Teknologi Budidaya Pisang

Di Indonesia, komoditas pisang menduduki tempat pertama di antara jenis buah-buahan lainnya, baik dari segi luas pertanamannya maupun dari segi produksinya. Total produksi pisang Indonesia tahun 2006 berkisar antara 5.037.472 ton dan Lampung menyumbang 535.732 ton, atau 10,654% dari produksi pisang nasional Tanaman pisang yang dikembangkan di Lampung cukup beragam, umumnya yang dibudidayakan adalah jenis Kepok, Raja Sere, Ambon Kuning, Tanduk, Janten, Muli, pisang Susu, dan Cavendish.

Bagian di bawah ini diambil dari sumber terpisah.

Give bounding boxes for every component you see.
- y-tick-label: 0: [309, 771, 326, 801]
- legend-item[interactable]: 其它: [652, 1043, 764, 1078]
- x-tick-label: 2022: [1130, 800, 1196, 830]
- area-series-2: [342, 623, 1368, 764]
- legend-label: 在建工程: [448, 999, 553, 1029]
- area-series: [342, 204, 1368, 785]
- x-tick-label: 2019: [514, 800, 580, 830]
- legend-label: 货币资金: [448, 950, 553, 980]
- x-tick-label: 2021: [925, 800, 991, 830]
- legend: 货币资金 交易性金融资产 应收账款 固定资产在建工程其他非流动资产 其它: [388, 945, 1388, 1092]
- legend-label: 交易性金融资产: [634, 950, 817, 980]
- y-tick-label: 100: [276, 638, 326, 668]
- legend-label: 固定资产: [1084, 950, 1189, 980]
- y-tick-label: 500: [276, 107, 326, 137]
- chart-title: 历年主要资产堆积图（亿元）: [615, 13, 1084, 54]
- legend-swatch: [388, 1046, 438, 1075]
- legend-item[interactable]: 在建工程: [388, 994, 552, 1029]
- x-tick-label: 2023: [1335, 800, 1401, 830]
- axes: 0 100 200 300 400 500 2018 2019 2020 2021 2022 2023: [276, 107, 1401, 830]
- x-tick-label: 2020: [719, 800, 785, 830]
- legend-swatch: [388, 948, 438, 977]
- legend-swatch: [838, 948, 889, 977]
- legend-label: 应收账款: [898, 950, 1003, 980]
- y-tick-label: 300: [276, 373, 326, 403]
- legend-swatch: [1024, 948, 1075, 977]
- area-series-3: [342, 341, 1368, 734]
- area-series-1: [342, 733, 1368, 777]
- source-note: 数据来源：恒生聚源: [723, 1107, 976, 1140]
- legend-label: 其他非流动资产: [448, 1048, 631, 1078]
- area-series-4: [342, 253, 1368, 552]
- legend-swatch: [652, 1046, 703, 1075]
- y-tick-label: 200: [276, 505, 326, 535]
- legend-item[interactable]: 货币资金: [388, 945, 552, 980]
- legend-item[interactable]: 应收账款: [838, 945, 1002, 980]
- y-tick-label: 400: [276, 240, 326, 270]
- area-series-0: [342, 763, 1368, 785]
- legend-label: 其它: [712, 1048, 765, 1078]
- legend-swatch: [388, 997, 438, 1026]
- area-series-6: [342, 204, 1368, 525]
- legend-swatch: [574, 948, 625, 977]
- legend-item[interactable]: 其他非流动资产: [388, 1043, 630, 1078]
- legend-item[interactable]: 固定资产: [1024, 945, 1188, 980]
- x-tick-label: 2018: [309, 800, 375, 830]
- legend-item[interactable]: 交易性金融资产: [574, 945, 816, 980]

Namun produksi pisang di Lampung hanya 10,0- 15,0 ton/ha, padahal potensi produktivitasnya mencapai 35,0-40,0 ton/ha. Kesenjangan produktivitas tersebut terutama disebabkan teknik budidaya tidak tepat dan tingginya gangguan hama dan penyakit terutama oleh serangan dua penyakit paling berbahaya dan mematikan, yaitu penyakit layu bakteri atau penyakit darah yang disebabkan oleh bakteri Ralstonia=Pseudomonas solanacearum dan penyakit layu Fusarium atau penyakit Panama yang disebabkan oleh cendawan Fusarium oxysporum f. sp. cubense (FOC). Kedua penyakit ini bersifat laten, sukar dikendalikan, mudah berpindah dan mampu bertahan di dalam tanah dalam jangka waktu yang cukup lama. Petani di Lampung berusahatani pisang dengan sistem pekarangan dan skala kecil. Sistem ini terbukti sangat menolong kesejahteraan petani karena tidak tergantung pada satu komoditas saja, disamping itu ekologi pekarangan dapat terjaga dengan baik dengan adanya multi-komoditas. Meskipun demikian untuk menunjang agroindustri pedesaan, perlu diseragamkan penggunaan jenis pisang yang ditanam, karena pada umumnya sistem pekarangan menggunakan jenis pisang yang bermacam-macam.